`Stress has serious consequences.' These are words you might expect to hear from a psychiatrist, family physician or even your mom, but what about a zoologist? Absolutely. The study of how animals respond to and cope with stressful social situations or environments has blossomed in the last 10–20 years. While many of us may be more familiar with work of this nature in primates and other mammals, it turns out that reptiles, particularly lizards, are an important model for understanding the effects of stress on animal behavior and physiology. Stress commonly leads to elevated levels of the hormone corticosterone in the blood, and in lizards this can have detrimental effects on a variety of behaviors that have consequences for reproductive success.

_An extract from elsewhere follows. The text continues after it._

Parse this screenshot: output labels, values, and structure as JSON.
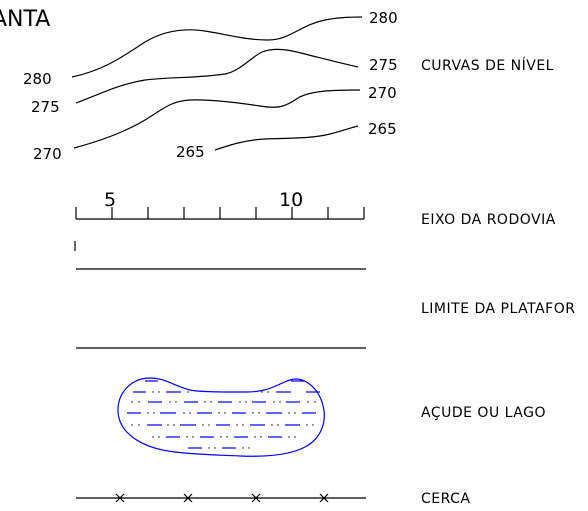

It is less clear what effects corticosterone has on whole-organism physiology, but recent work by Donald Miles at Ohio University,Ryan Calsbeek at Dartmouth College and Barry Sinervo at the University of California, Santa Cruz, sheds more light on how elevated stress hormones impact traits like locomotor performance and metabolic rate.

Miles and colleagues traveled to the coastal mountains of California and collected male blue-throated side-blotched lizards (Uta stansburiana), known from previous work to get stressed by interactions with both more dominant and sneakier conspecifics. Once back in the laboratory, the team tested the lizards' endurance, by twice measuring how long they maintained a 0.5 km h–1 pace on a motorized treadmill. They then implanted either a corticosterone treatment or a saline sham into the lizards to find out how this affected their locomotor performance; the corticosterone implant is known to elevate hormone levels approximately 2- to 5-fold for several months. Testing the lizards' endurance again every 2–7 days for 1 month following treatment, the team found that in sham animals endurance remained steady before and for a month after treatment at about 200–250 s. In contrast, males with hormone implants lasted longer on the treadmill from approximately 2 weeks after the implantation surgery, peaking at day 29 where they ran for around 350 s.

To find out what impact the hormone implants might be having on metabolic rates, the team measured resting and maximum metabolic rates for 3–4 weeks in a second group of lizards with identical sham or hormone implants. They measured the resting rates at 15 min intervals during a 6 h period in a dark chamber, noting in which 15 min interval the lowest rate occurred. The single highest value obtained from each individual during treadmill exercise to exhaustion at 1 km h–1 gave the maximum rate. Metabolic tests revealed that males implanted with corticosterone had significantly lower resting rates than animals with saline shams and although maximum rates were not significantly different, hormone-implanted animals also exhibited values about 15% lower, on average, than the sham lizards.

Thus, stress hormones appear to help lizards save metabolic energy and also improve their locomotor endurance. While the authors can only speculate as to what the mechanism underpinning these effects might be, it is clear that increased circulating corticosterone is not necessarily all bad news. Perhaps I should look on the bright side the next time I'm stressing out; better yet,maybe I should go for a run – a long run.

Miles, D. B., Calsbeek, R. and Sinervo, B.(
). Corticosterone, locomotor performance, and metabolism in side-blotched lizards (Uta stansburiana).